1. Go to a downtown art opening where everyone is 350% hipper than I am. The men will be wearing porkpie hats, and the women will have on odd, velvet swagged dresses picked up for a song at vintage shops. The dresses will have a patina of Jazz Age authenticity that I mistake for dirt. I will know no one and will wander around with a steno pad pretending to take notes. The art students passing drinks will be dressed as famous paintings. I will probably spill red wine on the boy in Andy Warhol’s soup can.
2. Move on to the bar near my office and pretend to be totally unaware of all the meat market men out past their expiration date, because I am oh so absorbed in writing deep thoughts in my journal and looking supercilious and literate. No one hits on me, and I pretend to be relieved.
3. Still at the bar, I check my watch repeatedly and surreptitiously call my gay husband and beg him to meet me at the bar and pretend we had a prearranged date to discuss…something or other. Since he just put a frozen pizza in the oven, it’s a no-go. Leave a big tip because I want the bartender to like me.
4. Casually drop by a married couple’s house at dinner time (married people generally have regular meal times) ostensibly to replace a lemon I once borrowed, planning to hang around til they’re forced to invite me to dinner. Find they are leaving for a church oyster roast. They urge me to join them, but I am afraid of being burned as a witch.
5. Go home, put a frozen pizza in the oven, sip leftover cough syrup in a bottle I find in the bottom of my sock drawer while I wait for dinner to cook. Wait, sip, wait. Burn pizza, fall asleep on couch with lights on while I watch Dateline NBC. Dream I gain 3 pounds being force fed tomato soup.

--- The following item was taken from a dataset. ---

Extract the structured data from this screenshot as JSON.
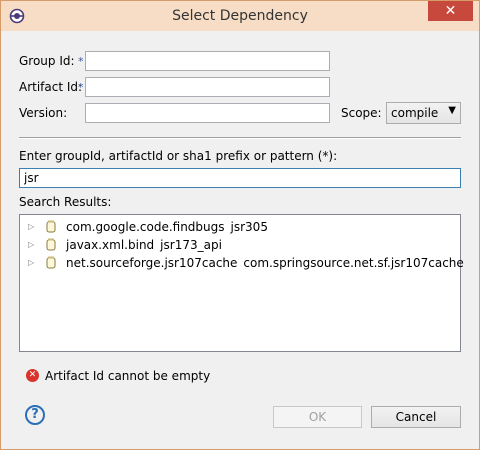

5 Responses to “Fridaville Friday Night”

  1. anna maria says:

    I laughed, guiltily. Sounds like you've been hitting the cough syrup.

  2. anna maria says:

    Wanted to add that I am also home this Friday night, reading blogs even though I swore them off for at least one night, thinking wistfully of asshole ex-husbands and boyfriends, playing Krishan Das loud enough to drown out the mutterings and ramblings of the mentally unstable housemate I can't get rid of.
    Where's my cough syrup?

  3. V-Grrrl @ Compost Studios says:

    ha ha ha.

    I love visiting galleries, but never during Official Events, which makes me feel self-conscious and detract from the real reason I'm there–which is the art.

    I can't remember the last time I went into an American bar.

    Church suppers are only safe for the non-believers if they are Episcopal church suppers. Episcopalians are too polite to impose their beliefs on anyone else. Plus, they normally serve wine and/or liquor at their events which makes everyone recognize the divine in everyone else.

  4. Nicole says:

    I have to know where you got the Holesovice picture! (Thanks for visiting my post on Livingston, I Presume, by the way!) 🙂

  5. Genevieve C. says:

    Bwahahah! Ditto on the Church gatherings–I go from zero to defensive in .2 seconds if anyone so much as whispers "Jesus" in my vicinity.